La peau pour moi est une chose miraculeuse.
C’est aussi un rapport à l’acteur, une façon de s’approcher de l’acteur par la chose qu’on partage avec lui qui est sa peau.C’est une drôle de chose.

On comprend à un moment donné qu’en fait Tout est médiation au cinéma et qu’éclairer un acteur c’est faire que ce soit lui qui éclaire. Et donc tout le travail c’est cette espèce de de transmission de forces visuelles, qui fait qu’en éclairant un regard la scène prend forme, prend force.
C’est ce qu’on appelle la lumière réfléchie la lumière qui tombe sur le personnage, sur la peau. La photographie c’est un trajet, ce n’est pas une chose directe.»




Georges Didi-Huberman :

« Je veux dire simplement qu’il n’y a pas LA lumière dans l’ordre esthétique, il y a des lumières. Il y a même éventuellement des lumières contre des lumières, à cette échelle il serait donc insuffisant de parler de la lumière en général. Comme de parler d’ailleurs de la visibilité en général.
Il y a lutte de certaines lumières contre d’autres lumières parce que on pourrait dire, dans l’ordre de l’expérience commune que certaines lumières font apparaître des choses et d’autres lumières les font disparaître. C’est comme le feu la lumière, c’est multiple, c’est vorace, c’est pour le meilleur et pour le pire.

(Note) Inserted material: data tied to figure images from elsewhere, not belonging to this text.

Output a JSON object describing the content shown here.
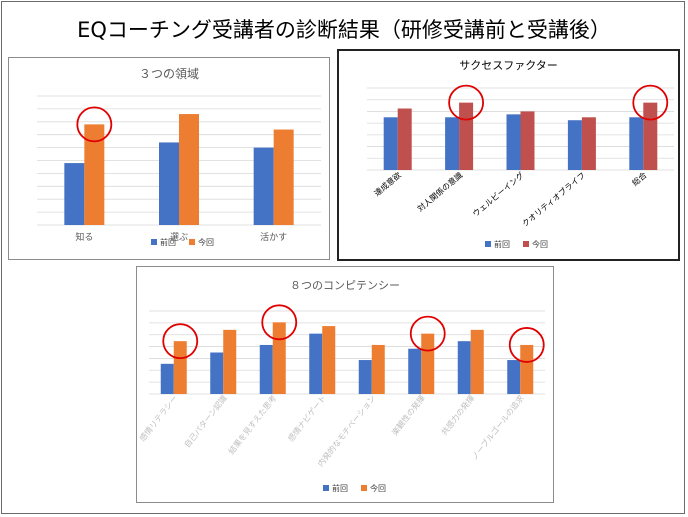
{
  "page": {
    "title": "EQコーチング受講者の診断結果（研修受講前と受講後）"
  },
  "chart_data": [
    {
      "type": "bar",
      "title": "３つの領域",
      "categories": [
        "知る",
        "選ぶ",
        "活かす"
      ],
      "series": [
        {
          "name": "前回",
          "color": "#4472c4",
          "values": [
            104,
            112,
            110
          ]
        },
        {
          "name": "今回",
          "color": "#ed7d31",
          "values": [
            119,
            123,
            117
          ]
        }
      ],
      "ylim": [
        80,
        130
      ],
      "gridlines": 10,
      "highlighted_categories": [
        0
      ],
      "legend_position": "bottom",
      "tick_label_color": "#595959",
      "rotated_labels": false
    },
    {
      "type": "bar",
      "title": "サクセスファクター",
      "categories": [
        "達成意欲",
        "対人関係の意識",
        "ウェルビーイング",
        "クオリティオブライフ",
        "総合"
      ],
      "series": [
        {
          "name": "前回",
          "color": "#4472c4",
          "values": [
            108,
            108,
            109,
            107,
            108
          ]
        },
        {
          "name": "今回",
          "color": "#c0504d",
          "values": [
            111,
            113,
            110,
            108,
            113
          ]
        }
      ],
      "ylim": [
        90,
        118
      ],
      "gridlines": 7,
      "highlighted_categories": [
        1,
        4
      ],
      "legend_position": "bottom",
      "tick_label_color": "#000000",
      "rotated_labels": true
    },
    {
      "type": "bar",
      "title": "８つのコンピテンシー",
      "categories": [
        "感情リテラシー",
        "自己パターン認識",
        "結果を見すえた思考",
        "感情ナビゲート",
        "内発的なモチベーション",
        "楽観性の発揮",
        "共感力の発揮",
        "ノーブルゴールの追求"
      ],
      "series": [
        {
          "name": "前回",
          "color": "#4472c4",
          "values": [
            102,
            105,
            107,
            110,
            103,
            106,
            108,
            103
          ]
        },
        {
          "name": "今回",
          "color": "#ed7d31",
          "values": [
            108,
            111,
            113,
            112,
            107,
            110,
            111,
            107
          ]
        }
      ],
      "ylim": [
        94,
        116
      ],
      "gridlines": 7,
      "highlighted_categories": [
        0,
        2,
        5,
        7
      ],
      "legend_position": "bottom",
      "tick_label_color": "#bfbfbf",
      "rotated_labels": true
    }
  ]
}
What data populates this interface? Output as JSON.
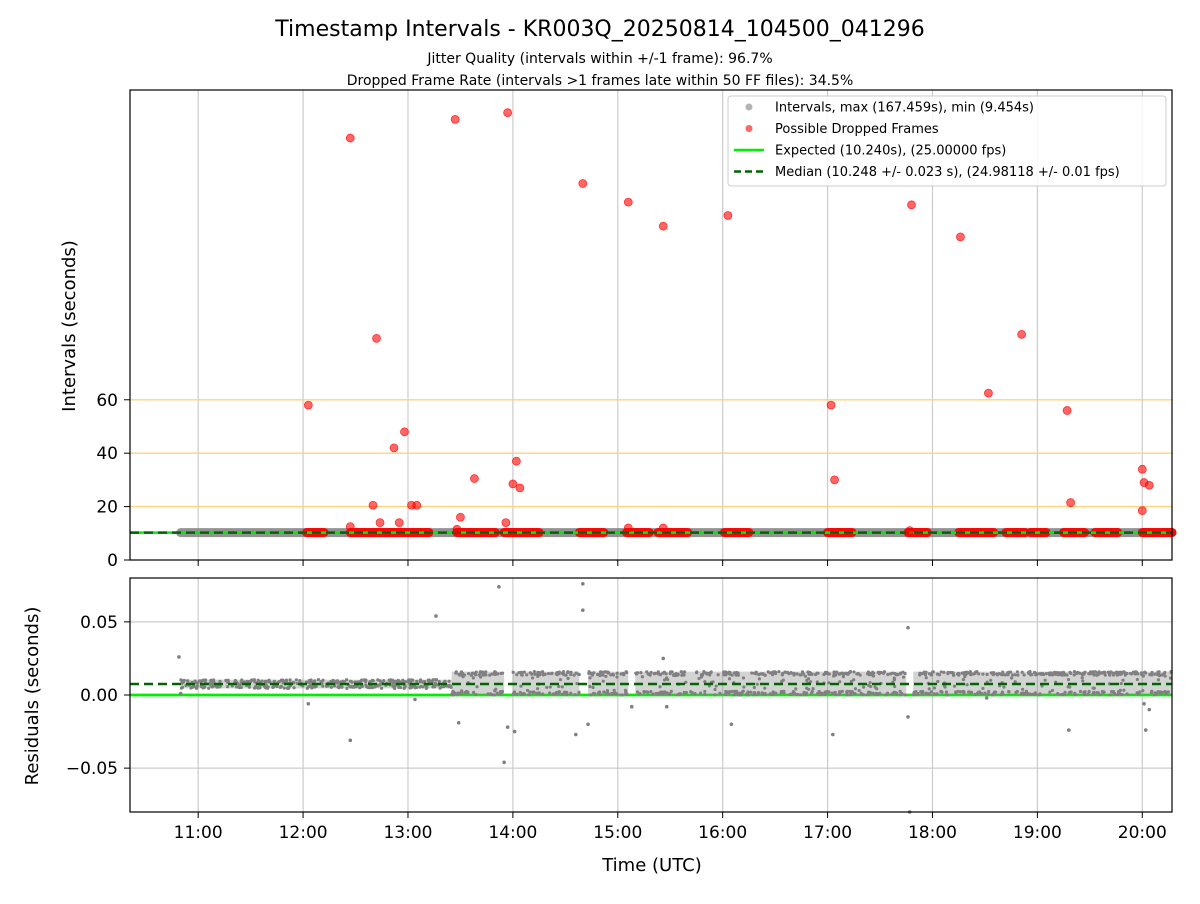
{
  "figure": {
    "title": "Timestamp Intervals - KR003Q_20250814_104500_041296",
    "subtitle_1": "Jitter Quality (intervals within +/-1 frame): 96.7%",
    "subtitle_2": "Dropped Frame Rate (intervals >1 frames late within 50 FF files): 34.5%"
  },
  "colors": {
    "interval_points": "#808080",
    "dropped_points": "#ff0000",
    "expected_line": "#00ee00",
    "median_line": "#006400",
    "threshold_lines": "#ffd27a",
    "grid": "#cccccc"
  },
  "chart_data": [
    {
      "type": "scatter",
      "name": "intervals-panel",
      "ylabel": "Intervals (seconds)",
      "xlabel": "",
      "ylim": [
        0,
        176
      ],
      "xlim": [
        "10:21",
        "20:17"
      ],
      "yticks": [
        0,
        20,
        40,
        60
      ],
      "grid": "vertical",
      "legend_position": "top-right",
      "threshold_lines": [
        20,
        40,
        60
      ],
      "legend": [
        {
          "kind": "interval",
          "label": "Intervals, max (167.459s), min (9.454s)"
        },
        {
          "kind": "dropped",
          "label": "Possible Dropped Frames"
        },
        {
          "kind": "expected",
          "label": "Expected (10.240s), (25.00000 fps)"
        },
        {
          "kind": "median",
          "label": "Median (10.248 +/- 0.023 s), (24.98118 +/- 0.01 fps)"
        }
      ],
      "expected_value": 10.24,
      "median_value": 10.248,
      "interval_baseline": {
        "start": "10:50",
        "end": "20:17",
        "value": 10.25
      },
      "dropped_clusters": [
        {
          "start": "12:02",
          "end": "12:12",
          "value": 10.3
        },
        {
          "start": "12:27",
          "end": "13:12",
          "value": 10.3
        },
        {
          "start": "13:28",
          "end": "13:50",
          "value": 10.3
        },
        {
          "start": "13:55",
          "end": "14:15",
          "value": 10.3
        },
        {
          "start": "14:38",
          "end": "14:52",
          "value": 10.3
        },
        {
          "start": "15:05",
          "end": "15:18",
          "value": 10.3
        },
        {
          "start": "15:23",
          "end": "15:40",
          "value": 10.3
        },
        {
          "start": "16:01",
          "end": "16:15",
          "value": 10.3
        },
        {
          "start": "17:00",
          "end": "17:14",
          "value": 10.3
        },
        {
          "start": "17:46",
          "end": "17:57",
          "value": 10.3
        },
        {
          "start": "18:15",
          "end": "18:35",
          "value": 10.3
        },
        {
          "start": "18:42",
          "end": "18:53",
          "value": 10.3
        },
        {
          "start": "18:56",
          "end": "19:05",
          "value": 10.3
        },
        {
          "start": "19:15",
          "end": "19:27",
          "value": 10.3
        },
        {
          "start": "19:33",
          "end": "19:46",
          "value": 10.3
        },
        {
          "start": "20:00",
          "end": "20:17",
          "value": 10.3
        }
      ],
      "dropped_frames": [
        {
          "x": "12:03",
          "y": 58
        },
        {
          "x": "12:27",
          "y": 158
        },
        {
          "x": "12:27",
          "y": 12.5
        },
        {
          "x": "12:40",
          "y": 20.5
        },
        {
          "x": "12:42",
          "y": 83
        },
        {
          "x": "12:44",
          "y": 14
        },
        {
          "x": "12:52",
          "y": 42
        },
        {
          "x": "12:55",
          "y": 14
        },
        {
          "x": "12:58",
          "y": 48
        },
        {
          "x": "13:02",
          "y": 20.5
        },
        {
          "x": "13:05",
          "y": 20.5
        },
        {
          "x": "13:27",
          "y": 165
        },
        {
          "x": "13:28",
          "y": 11.5
        },
        {
          "x": "13:30",
          "y": 16
        },
        {
          "x": "13:38",
          "y": 30.5
        },
        {
          "x": "13:57",
          "y": 167.5
        },
        {
          "x": "13:56",
          "y": 14
        },
        {
          "x": "14:00",
          "y": 28.5
        },
        {
          "x": "14:02",
          "y": 37
        },
        {
          "x": "14:04",
          "y": 27
        },
        {
          "x": "14:40",
          "y": 141
        },
        {
          "x": "15:06",
          "y": 134
        },
        {
          "x": "15:06",
          "y": 12
        },
        {
          "x": "15:26",
          "y": 125
        },
        {
          "x": "15:26",
          "y": 12
        },
        {
          "x": "16:03",
          "y": 129
        },
        {
          "x": "17:02",
          "y": 58
        },
        {
          "x": "17:04",
          "y": 30
        },
        {
          "x": "17:48",
          "y": 133
        },
        {
          "x": "17:47",
          "y": 11
        },
        {
          "x": "18:16",
          "y": 121
        },
        {
          "x": "18:32",
          "y": 62.5
        },
        {
          "x": "18:51",
          "y": 84.5
        },
        {
          "x": "19:17",
          "y": 56
        },
        {
          "x": "19:19",
          "y": 21.5
        },
        {
          "x": "20:00",
          "y": 34
        },
        {
          "x": "20:01",
          "y": 29
        },
        {
          "x": "20:04",
          "y": 28
        },
        {
          "x": "20:00",
          "y": 18.5
        }
      ]
    },
    {
      "type": "scatter",
      "name": "residuals-panel",
      "xlabel": "Time (UTC)",
      "ylabel": "Residuals (seconds)",
      "ylim": [
        -0.08,
        0.08
      ],
      "xlim": [
        "10:21",
        "20:17"
      ],
      "yticks": [
        -0.05,
        0.0,
        0.05
      ],
      "ytick_labels": [
        "−0.05",
        "0.00",
        "0.05"
      ],
      "xticks": [
        "11:00",
        "12:00",
        "13:00",
        "14:00",
        "15:00",
        "16:00",
        "17:00",
        "18:00",
        "19:00",
        "20:00"
      ],
      "grid": "both",
      "expected_value": 0.0,
      "median_value": 0.0075,
      "early_band": {
        "start": "10:50",
        "end": "13:25",
        "low": 0.0045,
        "high": 0.0105
      },
      "segments": [
        {
          "start": "13:25",
          "end": "13:55",
          "low": 0.0,
          "high": 0.016
        },
        {
          "start": "14:00",
          "end": "14:38",
          "low": 0.0,
          "high": 0.016
        },
        {
          "start": "14:43",
          "end": "15:06",
          "low": 0.0,
          "high": 0.016
        },
        {
          "start": "15:10",
          "end": "17:45",
          "low": 0.0,
          "high": 0.016
        },
        {
          "start": "17:49",
          "end": "20:17",
          "low": 0.0,
          "high": 0.016
        }
      ],
      "outliers": [
        {
          "x": "10:49",
          "y": 0.026
        },
        {
          "x": "10:50",
          "y": 0.001
        },
        {
          "x": "12:03",
          "y": -0.006
        },
        {
          "x": "12:27",
          "y": -0.031
        },
        {
          "x": "13:04",
          "y": -0.003
        },
        {
          "x": "13:16",
          "y": 0.054
        },
        {
          "x": "13:29",
          "y": -0.019
        },
        {
          "x": "13:52",
          "y": 0.074
        },
        {
          "x": "13:55",
          "y": -0.046
        },
        {
          "x": "13:57",
          "y": -0.022
        },
        {
          "x": "14:01",
          "y": -0.025
        },
        {
          "x": "14:36",
          "y": -0.027
        },
        {
          "x": "14:40",
          "y": 0.058
        },
        {
          "x": "14:40",
          "y": 0.076
        },
        {
          "x": "14:43",
          "y": -0.02
        },
        {
          "x": "15:08",
          "y": -0.008
        },
        {
          "x": "15:26",
          "y": 0.025
        },
        {
          "x": "15:28",
          "y": -0.008
        },
        {
          "x": "16:05",
          "y": -0.02
        },
        {
          "x": "17:03",
          "y": -0.027
        },
        {
          "x": "17:46",
          "y": 0.046
        },
        {
          "x": "17:46",
          "y": -0.015
        },
        {
          "x": "17:47",
          "y": -0.08
        },
        {
          "x": "18:31",
          "y": -0.002
        },
        {
          "x": "19:18",
          "y": -0.024
        },
        {
          "x": "20:01",
          "y": -0.006
        },
        {
          "x": "20:02",
          "y": -0.024
        },
        {
          "x": "20:04",
          "y": -0.01
        }
      ]
    }
  ]
}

En prenant un exemple qui avait été cher à Pierre Paolo Pasolini, l’exemple des lucioles, je dirais qu’il est très facile de faire disparaître les lucioles pour cela il vous suffit d’allumer un projecteur, un spot suffisamment puissant, un réverbère d’autoroute. Pour faire réapparaître les lucioles ce qui est toujours possible puisque beaucoup de choses de la nature et presque toutes les choses de l’esprit sont capables de survivance, et bien il s’agira si j’ose dire de rendre à la nuit elle-même son pouvoir de latence et de pregance. Il suffira de l’accepter la nuit, d’accéder à son pouvoir de visualité qui se nomme, on pourrait dire en terme philosophique, l’obscur. Alors les lucioles pourront réapparaître. Même s’il faut attendre très longtemps, on ne sort pas comme ça d’un coup d’un état de disparition dans la lumière. Mieux encore, en réapparaissant les lucioles feront apparaître la nuit elle-même, comme milieu visuel depuis lequel nous parviennent leurs précieux signaux. Il y a plein de choses comme les lucioles il y a des choses qu’il ne faut peut-être pas éclairer simplement ou élucider à tout prix. Je veux dire par là que si vous essayez d’éclairer une luciole et bien vous n’allez voir qu’un petit corps d’insectes sec, minable, insignifiant. Le mieux c’est de les voir à l’œuvre, c’est-à-dire vivante dans leur milieu naturel. Il y a des choses donc dont il faut préserver la liberté d’apparaître ou pas, ou de faire les deux choses à la fois, « hésitation », apparaître et disparaître en passant devant nos yeux comme un éclair ou comme une étoile filante même si cette étoile filante est très lente.
 

Les lucioles nous parlent de l’apparition des images 

Comment faire apparaître une image ?
Comment éclairer une image ?
Comment appréhender son apparition ?
Comment susciter son apparition ? 
Comment respecter la lumière singulière appelée par exemple par une œuvre d’art ?
Comment éclairer une œuvre d’art ?
C’est très compliqué 
Comment trouver la lumière juste ? 
Et alors là le problème perceptuel devient un problème non seulement esthétique mais éthique.

(…)

Cette douceur des choses non théthique reconnue par Merleau Ponti m’évoque justement dans le domaine lumineux la douceur des lucioles et de leurs signaux érotiques dans la nuit. Cette douceur se confronte malheureusement à la non douceur et à la dureté du monde. Les projecteurs ou les réverbères dans la nuit dont parle Pasolini. Evoquer les luciole ce serait donc parler d’un état alternatif de la lumière lumière de la douceur contre lumière de la dureté. 

(…)

Le choix phénoménologique dont Merleau Ponti décrit l’expérience consiste au contraire à reconnaître qu’un objet visible ne l’est vraiment que parce qu’il est suffisamment éclairant, pas éclairé, éclairant pour quelqu’un, fut-il seul à s’en apercevoir. C’est ce qui arrive d’ailleurs lorsqu’au cours d’une promenade nocturne dans une forêt surgissent tout à coup les lucioles et leur douce visibilité.
Au point de vue phénoménologique ce qui est visible donc ce n’est pas tant ce qui est accessible sous la lumière, c’est-à-dire éclairé, que ce qui estaccessible comme lumière, c’est-à-dire éclairant.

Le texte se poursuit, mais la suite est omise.